In recent weeks, the people of Iran have been panicked by a wave of acid attacks against women as they were walking in public. During the attacks, men on motorcycles splashed acid on women through open car windows. Several men have been arrested in connection with attacks on at least four women.

The attacks come after a series of new rules were issued to punish women deemed “badly veiled” in public. A law passed in Parliament protects citizens who “correct” women and men for not adhering to Iran’s strict social laws. According to the Islamic Republic News Agency, the Interior Ministry has opposed the new law and is trying to alter it.

After the attacks, the judiciary issued a statement saying that the “most serious punishment” awaits the perpetrators of the attacks, which typically means that they will face execution if found guilty. While acid attacks have been widespread in India and Pakistan over the years, they are not as common in Iran. Police have not been able to confirm the total number of attacks that have occurred so far.

In Iran, the list of official vices is long and reflects an archaic lifestyle of the past that many Iranians find difficult to follow today. In reality, many of these rules are widely flouted until the judiciary decides to make an example out of someone.
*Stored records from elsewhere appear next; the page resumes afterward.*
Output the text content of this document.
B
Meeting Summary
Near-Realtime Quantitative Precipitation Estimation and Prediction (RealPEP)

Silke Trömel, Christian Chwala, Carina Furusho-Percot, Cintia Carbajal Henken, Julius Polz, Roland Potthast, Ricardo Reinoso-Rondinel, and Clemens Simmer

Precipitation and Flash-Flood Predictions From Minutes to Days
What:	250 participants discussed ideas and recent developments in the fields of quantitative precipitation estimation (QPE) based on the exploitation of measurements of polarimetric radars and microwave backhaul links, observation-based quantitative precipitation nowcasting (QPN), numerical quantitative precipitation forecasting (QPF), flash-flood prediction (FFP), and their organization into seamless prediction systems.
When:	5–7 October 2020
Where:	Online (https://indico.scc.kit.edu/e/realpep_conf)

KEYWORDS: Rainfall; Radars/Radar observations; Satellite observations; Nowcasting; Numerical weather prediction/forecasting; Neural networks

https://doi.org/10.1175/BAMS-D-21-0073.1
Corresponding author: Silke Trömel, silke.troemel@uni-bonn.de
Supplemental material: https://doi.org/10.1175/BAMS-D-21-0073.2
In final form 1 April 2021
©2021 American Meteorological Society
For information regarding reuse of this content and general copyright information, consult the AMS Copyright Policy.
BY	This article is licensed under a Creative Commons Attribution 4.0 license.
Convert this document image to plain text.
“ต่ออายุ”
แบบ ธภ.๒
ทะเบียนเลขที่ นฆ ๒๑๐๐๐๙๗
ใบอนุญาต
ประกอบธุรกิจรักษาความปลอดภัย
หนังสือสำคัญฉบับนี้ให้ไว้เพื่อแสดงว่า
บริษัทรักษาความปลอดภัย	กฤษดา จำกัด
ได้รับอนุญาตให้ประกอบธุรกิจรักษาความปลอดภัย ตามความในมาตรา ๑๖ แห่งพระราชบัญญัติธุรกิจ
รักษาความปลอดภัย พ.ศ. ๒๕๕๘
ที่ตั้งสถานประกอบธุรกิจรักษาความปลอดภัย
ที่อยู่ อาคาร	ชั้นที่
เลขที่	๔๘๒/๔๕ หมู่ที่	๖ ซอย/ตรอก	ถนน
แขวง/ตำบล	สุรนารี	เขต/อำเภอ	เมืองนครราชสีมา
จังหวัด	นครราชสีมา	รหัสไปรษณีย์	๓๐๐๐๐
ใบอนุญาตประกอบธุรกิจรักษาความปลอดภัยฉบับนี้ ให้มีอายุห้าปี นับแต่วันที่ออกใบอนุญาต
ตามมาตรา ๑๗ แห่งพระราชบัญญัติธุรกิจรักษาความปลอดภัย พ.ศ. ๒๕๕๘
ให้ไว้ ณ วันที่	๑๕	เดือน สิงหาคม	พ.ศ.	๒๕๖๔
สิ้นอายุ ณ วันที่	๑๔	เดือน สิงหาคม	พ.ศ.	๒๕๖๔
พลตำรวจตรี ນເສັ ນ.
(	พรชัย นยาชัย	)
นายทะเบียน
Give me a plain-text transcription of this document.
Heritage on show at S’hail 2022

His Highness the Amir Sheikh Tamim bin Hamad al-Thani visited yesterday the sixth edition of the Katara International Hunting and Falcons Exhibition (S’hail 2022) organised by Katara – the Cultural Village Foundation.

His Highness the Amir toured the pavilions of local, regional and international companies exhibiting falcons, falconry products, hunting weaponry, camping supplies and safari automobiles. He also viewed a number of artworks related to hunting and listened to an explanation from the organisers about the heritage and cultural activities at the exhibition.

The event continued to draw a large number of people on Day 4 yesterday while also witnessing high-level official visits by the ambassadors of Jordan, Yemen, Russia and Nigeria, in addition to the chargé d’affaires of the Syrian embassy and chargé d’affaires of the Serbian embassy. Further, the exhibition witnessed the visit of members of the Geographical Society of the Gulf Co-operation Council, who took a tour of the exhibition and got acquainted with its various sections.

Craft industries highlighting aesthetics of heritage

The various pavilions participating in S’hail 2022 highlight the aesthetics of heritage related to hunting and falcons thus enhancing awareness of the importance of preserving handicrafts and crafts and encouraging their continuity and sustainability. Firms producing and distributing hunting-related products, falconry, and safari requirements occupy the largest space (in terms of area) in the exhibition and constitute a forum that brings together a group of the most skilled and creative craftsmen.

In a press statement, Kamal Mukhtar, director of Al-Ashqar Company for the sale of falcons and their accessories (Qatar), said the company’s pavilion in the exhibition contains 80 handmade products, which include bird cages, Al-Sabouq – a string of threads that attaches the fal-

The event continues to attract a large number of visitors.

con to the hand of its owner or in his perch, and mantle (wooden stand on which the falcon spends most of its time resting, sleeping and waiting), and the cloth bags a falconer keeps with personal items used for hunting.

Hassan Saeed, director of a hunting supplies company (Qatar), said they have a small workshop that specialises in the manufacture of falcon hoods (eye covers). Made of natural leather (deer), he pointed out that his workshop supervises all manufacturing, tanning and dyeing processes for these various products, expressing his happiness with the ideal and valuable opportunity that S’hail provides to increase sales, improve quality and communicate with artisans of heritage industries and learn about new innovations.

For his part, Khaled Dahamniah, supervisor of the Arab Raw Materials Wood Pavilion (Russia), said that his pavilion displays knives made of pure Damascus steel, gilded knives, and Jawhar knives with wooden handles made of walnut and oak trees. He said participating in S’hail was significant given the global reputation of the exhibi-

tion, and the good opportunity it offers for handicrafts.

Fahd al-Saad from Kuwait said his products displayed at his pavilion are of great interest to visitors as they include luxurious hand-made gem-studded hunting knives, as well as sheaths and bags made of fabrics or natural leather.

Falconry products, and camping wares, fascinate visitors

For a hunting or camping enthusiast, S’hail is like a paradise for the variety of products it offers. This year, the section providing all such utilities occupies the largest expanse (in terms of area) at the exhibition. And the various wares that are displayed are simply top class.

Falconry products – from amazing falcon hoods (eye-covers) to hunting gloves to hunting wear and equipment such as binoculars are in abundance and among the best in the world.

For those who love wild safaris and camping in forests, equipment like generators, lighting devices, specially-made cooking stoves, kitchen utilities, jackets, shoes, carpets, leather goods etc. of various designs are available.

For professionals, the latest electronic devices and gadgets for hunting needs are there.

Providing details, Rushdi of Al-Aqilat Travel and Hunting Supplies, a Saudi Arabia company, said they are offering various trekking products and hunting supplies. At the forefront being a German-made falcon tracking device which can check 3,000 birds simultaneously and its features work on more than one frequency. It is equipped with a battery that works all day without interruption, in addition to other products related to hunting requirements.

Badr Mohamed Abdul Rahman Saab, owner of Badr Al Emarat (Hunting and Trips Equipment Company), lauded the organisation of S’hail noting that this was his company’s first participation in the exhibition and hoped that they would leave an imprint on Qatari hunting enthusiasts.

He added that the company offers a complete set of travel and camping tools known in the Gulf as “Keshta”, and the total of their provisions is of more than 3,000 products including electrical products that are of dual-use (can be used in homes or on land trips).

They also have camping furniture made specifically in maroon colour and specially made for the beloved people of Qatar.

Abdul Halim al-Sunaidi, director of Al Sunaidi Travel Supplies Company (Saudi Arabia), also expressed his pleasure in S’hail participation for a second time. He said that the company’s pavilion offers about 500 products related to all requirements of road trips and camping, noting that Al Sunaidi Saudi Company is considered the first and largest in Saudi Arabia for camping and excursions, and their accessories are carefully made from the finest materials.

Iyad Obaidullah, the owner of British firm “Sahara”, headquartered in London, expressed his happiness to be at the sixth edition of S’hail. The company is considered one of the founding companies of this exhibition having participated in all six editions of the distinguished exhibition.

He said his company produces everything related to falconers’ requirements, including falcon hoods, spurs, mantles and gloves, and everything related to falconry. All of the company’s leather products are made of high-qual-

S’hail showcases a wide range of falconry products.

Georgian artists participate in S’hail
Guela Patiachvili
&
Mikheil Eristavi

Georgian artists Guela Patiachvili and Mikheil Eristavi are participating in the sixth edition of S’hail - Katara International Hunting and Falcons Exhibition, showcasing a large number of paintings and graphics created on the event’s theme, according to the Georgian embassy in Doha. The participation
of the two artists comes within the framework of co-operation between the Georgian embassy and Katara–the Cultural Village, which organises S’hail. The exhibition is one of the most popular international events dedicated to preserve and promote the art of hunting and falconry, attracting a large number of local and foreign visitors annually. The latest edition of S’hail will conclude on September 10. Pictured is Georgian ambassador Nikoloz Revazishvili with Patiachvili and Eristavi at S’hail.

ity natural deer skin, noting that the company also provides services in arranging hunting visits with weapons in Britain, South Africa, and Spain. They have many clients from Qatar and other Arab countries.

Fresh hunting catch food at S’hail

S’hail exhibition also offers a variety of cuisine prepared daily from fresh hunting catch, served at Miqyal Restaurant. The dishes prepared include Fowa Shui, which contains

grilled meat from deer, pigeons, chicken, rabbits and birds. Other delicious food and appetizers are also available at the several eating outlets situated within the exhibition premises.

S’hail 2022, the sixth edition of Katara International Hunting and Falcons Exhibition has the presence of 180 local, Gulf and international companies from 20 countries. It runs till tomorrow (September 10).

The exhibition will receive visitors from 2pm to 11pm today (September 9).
Iran’s tough Islamic laws include strictly enforced dress codes and laws against alcohol, sex before marriage, Western pop music and the showing of female hands in advertisements. In recent years, some clerics have been beaten up on the streets after trying to correct people not following their strict interpretations of the laws.

The episodes have been widely discussed by the semiofficial Iranian Students’ News Agency and on social media in Iran. Many women have now chosen to stay indoors rather than risk becoming a victim of an attack. Many in the country believe that overall violence against women has become increasingly common in the region because the penalties against the men perpetrating the violence are not tough enough and that is if the attacker is ever charged with a crime at all.